A Stronger Benchmark for Online Bilateral Trade: From Fixed Prices to Distributions

Abstract: We study online bilateral trade, where a learner facilitates repeated exchanges between a buyer and a seller to maximize the Gain From Trade (GFT), i.e., the social welfare. In doing so, the learner must guarantee not to subsidize the market. This constraint is usually imposed per round through Weak Budget Balance (WBB). Despite that, Bernasconi et al. [2024] show that a Global Budget Balance (GBB) constraint on the profit -- enforced over the entire time horizon -- can improve the GFT by a multiplicative factor of two.
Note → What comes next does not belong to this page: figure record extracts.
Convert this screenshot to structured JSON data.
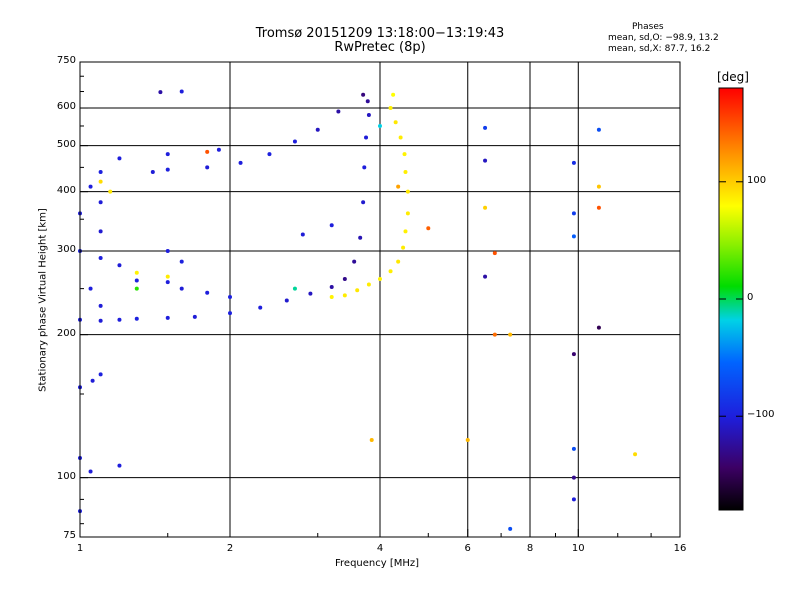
{
  "header": {
    "title": "Tromsø 20151209 13:18:00−13:19:43",
    "subtitle": "RwPretec (8p)"
  },
  "info": {
    "heading": "Phases",
    "line_o": "mean, sd,O: −98.9, 13.2",
    "line_x": "mean, sd,X: 87.7, 16.2"
  },
  "colorbar": {
    "unit": "[deg]",
    "ticks": [
      {
        "value": 100,
        "label": "100"
      },
      {
        "value": 0,
        "label": "0"
      },
      {
        "value": -100,
        "label": "−100"
      }
    ],
    "range": [
      -180,
      180
    ]
  },
  "chart_data": {
    "type": "scatter",
    "xlabel": "Frequency [MHz]",
    "ylabel": "Stationary phase Virtual Height [km]",
    "x_scale": "log",
    "y_scale": "log",
    "xlim": [
      1,
      16
    ],
    "ylim": [
      75,
      750
    ],
    "grid": true,
    "x_ticks": [
      {
        "v": 1,
        "l": "1"
      },
      {
        "v": 2,
        "l": "2"
      },
      {
        "v": 4,
        "l": "4"
      },
      {
        "v": 6,
        "l": "6"
      },
      {
        "v": 8,
        "l": "8"
      },
      {
        "v": 10,
        "l": "10"
      },
      {
        "v": 16,
        "l": "16"
      }
    ],
    "y_ticks": [
      {
        "v": 75,
        "l": "75"
      },
      {
        "v": 100,
        "l": "100"
      },
      {
        "v": 200,
        "l": "200"
      },
      {
        "v": 300,
        "l": "300"
      },
      {
        "v": 400,
        "l": "400"
      },
      {
        "v": 500,
        "l": "500"
      },
      {
        "v": 600,
        "l": "600"
      },
      {
        "v": 750,
        "l": "750"
      }
    ],
    "series": [
      {
        "mode": "O",
        "points": [
          {
            "f": 1.0,
            "h": 215,
            "p": -100
          },
          {
            "f": 1.1,
            "h": 214,
            "p": -102
          },
          {
            "f": 1.2,
            "h": 215,
            "p": -100
          },
          {
            "f": 1.3,
            "h": 216,
            "p": -98
          },
          {
            "f": 1.5,
            "h": 217,
            "p": -100
          },
          {
            "f": 1.7,
            "h": 218,
            "p": -102
          },
          {
            "f": 2.0,
            "h": 222,
            "p": -98
          },
          {
            "f": 2.3,
            "h": 228,
            "p": -100
          },
          {
            "f": 2.6,
            "h": 236,
            "p": -105
          },
          {
            "f": 2.9,
            "h": 244,
            "p": -110
          },
          {
            "f": 3.2,
            "h": 252,
            "p": -120
          },
          {
            "f": 3.4,
            "h": 262,
            "p": -130
          },
          {
            "f": 3.55,
            "h": 285,
            "p": -125
          },
          {
            "f": 3.65,
            "h": 320,
            "p": -115
          },
          {
            "f": 3.7,
            "h": 380,
            "p": -105
          },
          {
            "f": 3.72,
            "h": 450,
            "p": -100
          },
          {
            "f": 3.75,
            "h": 520,
            "p": -102
          },
          {
            "f": 3.8,
            "h": 580,
            "p": -110
          },
          {
            "f": 3.78,
            "h": 620,
            "p": -125
          },
          {
            "f": 3.7,
            "h": 640,
            "p": -135
          },
          {
            "f": 3.3,
            "h": 590,
            "p": -120
          },
          {
            "f": 3.0,
            "h": 540,
            "p": -110
          },
          {
            "f": 2.7,
            "h": 510,
            "p": -100
          },
          {
            "f": 2.4,
            "h": 480,
            "p": -98
          },
          {
            "f": 2.1,
            "h": 460,
            "p": -100
          },
          {
            "f": 1.9,
            "h": 490,
            "p": -100
          },
          {
            "f": 1.8,
            "h": 450,
            "p": -102
          },
          {
            "f": 1.5,
            "h": 445,
            "p": -98
          },
          {
            "f": 1.5,
            "h": 480,
            "p": -100
          },
          {
            "f": 1.4,
            "h": 440,
            "p": -102
          },
          {
            "f": 1.2,
            "h": 470,
            "p": -100
          },
          {
            "f": 1.1,
            "h": 440,
            "p": -98
          },
          {
            "f": 1.05,
            "h": 410,
            "p": -100
          },
          {
            "f": 1.1,
            "h": 380,
            "p": -102
          },
          {
            "f": 1.0,
            "h": 360,
            "p": -100
          },
          {
            "f": 1.1,
            "h": 330,
            "p": -104
          },
          {
            "f": 1.0,
            "h": 300,
            "p": -96
          },
          {
            "f": 1.1,
            "h": 290,
            "p": -100
          },
          {
            "f": 1.2,
            "h": 280,
            "p": -102
          },
          {
            "f": 1.3,
            "h": 260,
            "p": -98
          },
          {
            "f": 1.5,
            "h": 258,
            "p": -100
          },
          {
            "f": 1.6,
            "h": 250,
            "p": -102
          },
          {
            "f": 1.8,
            "h": 245,
            "p": -100
          },
          {
            "f": 2.0,
            "h": 240,
            "p": -98
          },
          {
            "f": 1.05,
            "h": 250,
            "p": -100
          },
          {
            "f": 1.1,
            "h": 230,
            "p": -102
          },
          {
            "f": 1.6,
            "h": 650,
            "p": -100
          },
          {
            "f": 1.45,
            "h": 648,
            "p": -120
          },
          {
            "f": 1.0,
            "h": 155,
            "p": -100
          },
          {
            "f": 1.06,
            "h": 160,
            "p": -102
          },
          {
            "f": 1.1,
            "h": 165,
            "p": -98
          },
          {
            "f": 1.0,
            "h": 110,
            "p": -100
          },
          {
            "f": 1.05,
            "h": 103,
            "p": -102
          },
          {
            "f": 1.2,
            "h": 106,
            "p": -100
          },
          {
            "f": 1.0,
            "h": 85,
            "p": -98
          },
          {
            "f": 1.5,
            "h": 300,
            "p": -100
          },
          {
            "f": 1.6,
            "h": 285,
            "p": -98
          },
          {
            "f": 2.8,
            "h": 325,
            "p": -102
          },
          {
            "f": 3.2,
            "h": 340,
            "p": -100
          }
        ]
      },
      {
        "mode": "X",
        "points": [
          {
            "f": 3.2,
            "h": 240,
            "p": 85
          },
          {
            "f": 3.4,
            "h": 242,
            "p": 88
          },
          {
            "f": 3.6,
            "h": 248,
            "p": 90
          },
          {
            "f": 3.8,
            "h": 255,
            "p": 88
          },
          {
            "f": 4.0,
            "h": 262,
            "p": 85
          },
          {
            "f": 4.2,
            "h": 272,
            "p": 87
          },
          {
            "f": 4.35,
            "h": 285,
            "p": 90
          },
          {
            "f": 4.45,
            "h": 305,
            "p": 88
          },
          {
            "f": 4.5,
            "h": 330,
            "p": 86
          },
          {
            "f": 4.55,
            "h": 360,
            "p": 88
          },
          {
            "f": 4.55,
            "h": 400,
            "p": 90
          },
          {
            "f": 4.5,
            "h": 440,
            "p": 87
          },
          {
            "f": 4.48,
            "h": 480,
            "p": 85
          },
          {
            "f": 4.4,
            "h": 520,
            "p": 88
          },
          {
            "f": 4.3,
            "h": 560,
            "p": 90
          },
          {
            "f": 4.2,
            "h": 600,
            "p": 86
          },
          {
            "f": 4.25,
            "h": 640,
            "p": 80
          },
          {
            "f": 4.35,
            "h": 410,
            "p": 120
          },
          {
            "f": 1.1,
            "h": 420,
            "p": 95
          },
          {
            "f": 1.15,
            "h": 400,
            "p": 90
          },
          {
            "f": 1.3,
            "h": 270,
            "p": 85
          },
          {
            "f": 1.5,
            "h": 265,
            "p": 88
          },
          {
            "f": 6.0,
            "h": 120,
            "p": 110
          },
          {
            "f": 6.5,
            "h": 370,
            "p": 100
          },
          {
            "f": 7.3,
            "h": 200,
            "p": 110
          },
          {
            "f": 11.0,
            "h": 410,
            "p": 105
          },
          {
            "f": 13.0,
            "h": 112,
            "p": 95
          },
          {
            "f": 3.85,
            "h": 120,
            "p": 110
          }
        ]
      },
      {
        "mode": "other",
        "points": [
          {
            "f": 6.5,
            "h": 545,
            "p": -80
          },
          {
            "f": 6.5,
            "h": 465,
            "p": -110
          },
          {
            "f": 6.5,
            "h": 265,
            "p": -120
          },
          {
            "f": 6.8,
            "h": 200,
            "p": 140
          },
          {
            "f": 6.8,
            "h": 297,
            "p": 150
          },
          {
            "f": 7.3,
            "h": 78,
            "p": -70
          },
          {
            "f": 9.8,
            "h": 460,
            "p": -90
          },
          {
            "f": 9.8,
            "h": 360,
            "p": -80
          },
          {
            "f": 9.8,
            "h": 322,
            "p": -60
          },
          {
            "f": 9.8,
            "h": 182,
            "p": -140
          },
          {
            "f": 9.8,
            "h": 115,
            "p": -70
          },
          {
            "f": 9.8,
            "h": 90,
            "p": -100
          },
          {
            "f": 9.8,
            "h": 100,
            "p": -130
          },
          {
            "f": 11.0,
            "h": 540,
            "p": -70
          },
          {
            "f": 11.0,
            "h": 370,
            "p": 150
          },
          {
            "f": 11.0,
            "h": 207,
            "p": -150
          },
          {
            "f": 5.0,
            "h": 335,
            "p": 145
          },
          {
            "f": 4.0,
            "h": 550,
            "p": -20
          },
          {
            "f": 1.3,
            "h": 250,
            "p": 20
          },
          {
            "f": 2.7,
            "h": 250,
            "p": -10
          },
          {
            "f": 1.8,
            "h": 485,
            "p": 150
          }
        ]
      }
    ]
  }
}
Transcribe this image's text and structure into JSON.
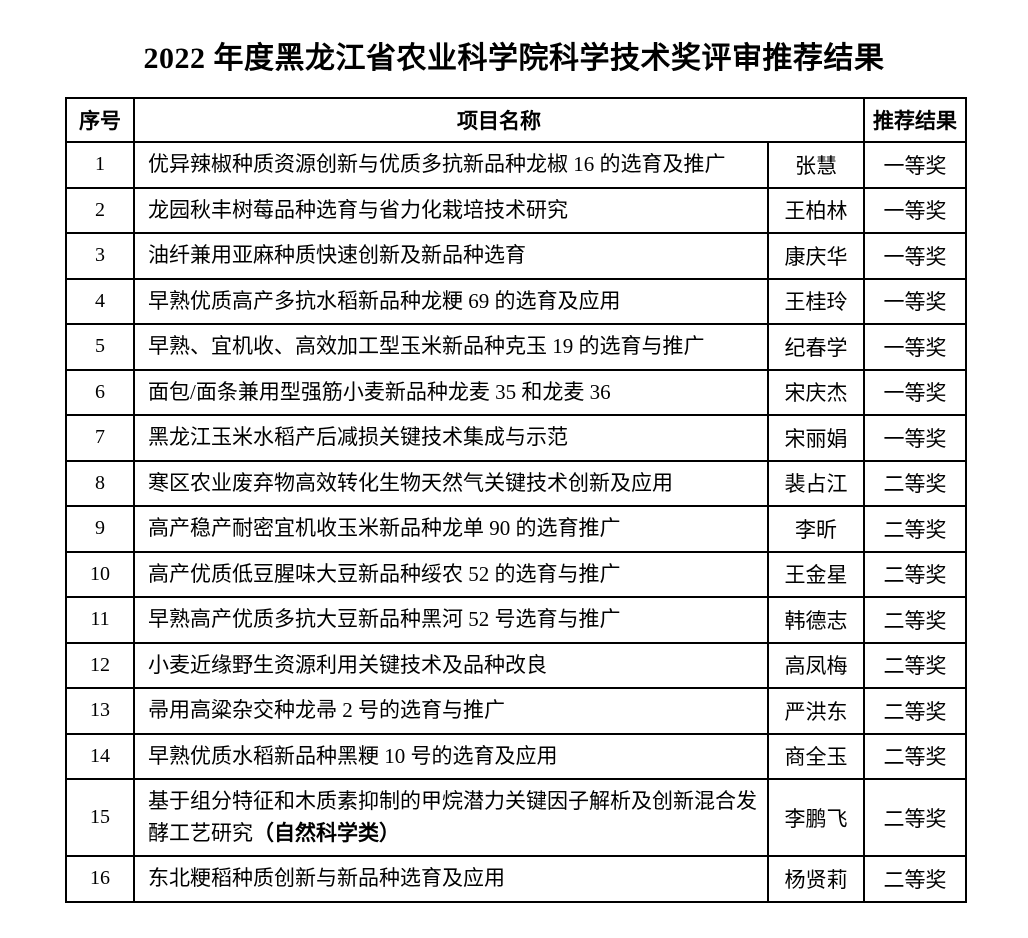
{
  "page": {
    "title": "2022 年度黑龙江省农业科学院科学技术奖评审推荐结果"
  },
  "table": {
    "headers": {
      "index": "序号",
      "project": "项目名称",
      "result": "推荐结果"
    },
    "rows": [
      {
        "index": "1",
        "project": "优异辣椒种质资源创新与优质多抗新品种龙椒 16 的选育及推广",
        "person": "张慧",
        "result": "一等奖"
      },
      {
        "index": "2",
        "project": "龙园秋丰树莓品种选育与省力化栽培技术研究",
        "person": "王柏林",
        "result": "一等奖"
      },
      {
        "index": "3",
        "project": "油纤兼用亚麻种质快速创新及新品种选育",
        "person": "康庆华",
        "result": "一等奖"
      },
      {
        "index": "4",
        "project": "早熟优质高产多抗水稻新品种龙粳 69 的选育及应用",
        "person": "王桂玲",
        "result": "一等奖"
      },
      {
        "index": "5",
        "project": "早熟、宜机收、高效加工型玉米新品种克玉 19 的选育与推广",
        "person": "纪春学",
        "result": "一等奖"
      },
      {
        "index": "6",
        "project": "面包/面条兼用型强筋小麦新品种龙麦 35 和龙麦 36",
        "person": "宋庆杰",
        "result": "一等奖"
      },
      {
        "index": "7",
        "project": "黑龙江玉米水稻产后减损关键技术集成与示范",
        "person": "宋丽娟",
        "result": "一等奖"
      },
      {
        "index": "8",
        "project": "寒区农业废弃物高效转化生物天然气关键技术创新及应用",
        "person": "裴占江",
        "result": "二等奖"
      },
      {
        "index": "9",
        "project": "高产稳产耐密宜机收玉米新品种龙单 90 的选育推广",
        "person": "李昕",
        "result": "二等奖"
      },
      {
        "index": "10",
        "project": "高产优质低豆腥味大豆新品种绥农 52 的选育与推广",
        "person": "王金星",
        "result": "二等奖"
      },
      {
        "index": "11",
        "project": "早熟高产优质多抗大豆新品种黑河 52 号选育与推广",
        "person": "韩德志",
        "result": "二等奖"
      },
      {
        "index": "12",
        "project": "小麦近缘野生资源利用关键技术及品种改良",
        "person": "高凤梅",
        "result": "二等奖"
      },
      {
        "index": "13",
        "project": "帚用高粱杂交种龙帚 2 号的选育与推广",
        "person": "严洪东",
        "result": "二等奖"
      },
      {
        "index": "14",
        "project": "早熟优质水稻新品种黑粳 10 号的选育及应用",
        "person": "商全玉",
        "result": "二等奖"
      },
      {
        "index": "15",
        "project": "基于组分特征和木质素抑制的甲烷潜力关键因子解析及创新混合发酵工艺研究",
        "project_bold": "（自然科学类）",
        "person": "李鹏飞",
        "result": "二等奖"
      },
      {
        "index": "16",
        "project": "东北粳稻种质创新与新品种选育及应用",
        "person": "杨贤莉",
        "result": "二等奖"
      }
    ]
  }
}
While this might appear to be a marginal relaxation, this implies that all existing WBB-focused algorithms suffer linear regret when measured against the GBB optimum. In this work, we provide the first algorithm to achieve sublinear regret against the GBB benchmark in stochastic environments under one-bit feedback. In particular, we show that when the joint distribution of valuations has a bounded density, our algorithm achieves $\widetilde{\mathcal{O}}(T^{3/4})$ regret. Our result shows that there is no separation between the one-dimensional problem of learning the optimal WBB price and the two-dimensional problem of learning the optimal GBB distribution over pairs of prices.